IDTrace: A Deterministic Digital Footprint Risk Assessment Platform
K.Tamil Selvi 1
Assistant Professor,
Department of Computer Science &
Engineering,
Adhiyamaan College of Engineering
(An Autonomous Institution),
Hosur, India
Thirunavukarasan Y 1
Yokeshraj S2
Tamilarasan J3
UG Scholars,
Department of Computer Science &
Engineering,
Adhiyamaan College of Engineering,
(An Autonomous Institution),
Hosur, India
Abstract—The widespread adoption of digital identities across numerous online platforms has significantly heightened individuals' vulnerability to credential exposure and large-scale data breaches. Current breach notification mechanisms remain largely siloed, offering piecemeal alerts without any meaningful interpretation of cumulative risk. This paper introduces IDTrace, a deterministic framework for quantifying digital footprint risk, which consolidates multi-source open-source intelligence (OSINT) and produces a transparent, explainable risk score on a 0–100 scale through severity-weighted deductions and a critical breach ceiling mechanism. To improve throughput and ensure resilience against failure, the system leverages concurrent intelligence retrieval through parallel execution pipelines. Empirical results demonstrate a 37.5% decrease in scan latency via asynchronous processing, linear scalability with respect to computational load, and perfectly consistent deterministic outputs with zero variance across repeated evaluations.

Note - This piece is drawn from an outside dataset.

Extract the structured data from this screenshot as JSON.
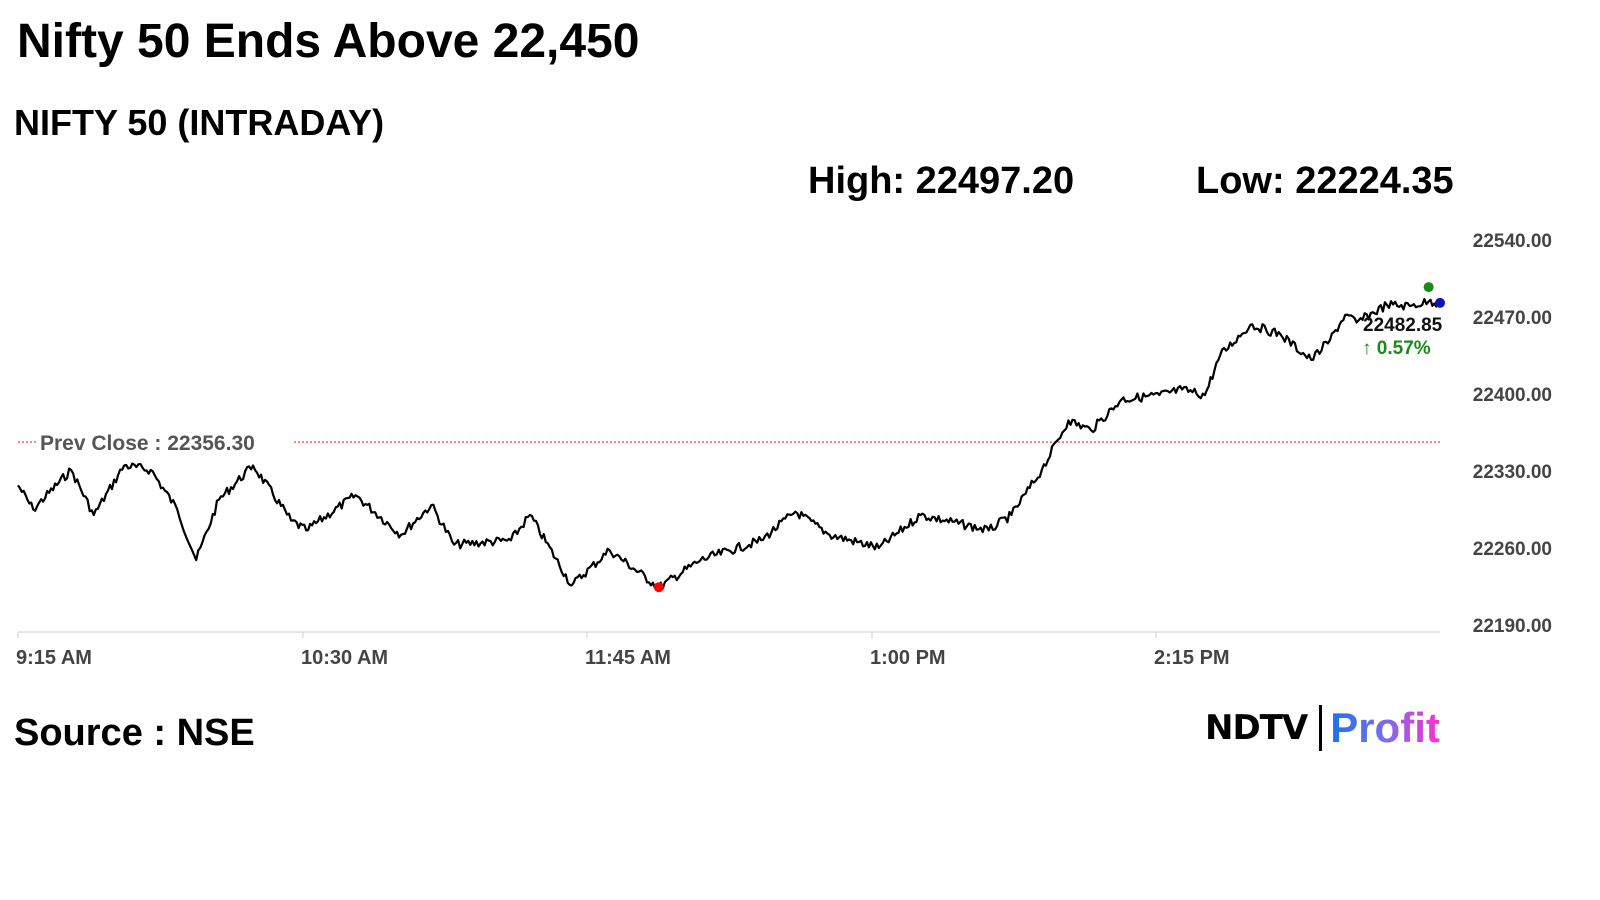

A comparative study highlights IDTrace's advantages in interpretability and holistic exposure modeling over conventional breach detection solutions and probabilistic risk scoring methods. Collectively, IDTrace offers a structured, transparent, and user-centered foundation for cybersecurity risk assessment in an increasingly interconnected digital landscape
Keywords—Digital Footprint; OSINT Aggregation; Deterministic Risk Scoring; Cybersecurity Analytics; Exposure Intelligence; Identity Risk Modeling; Explainable Security Systems; Parallel Processing.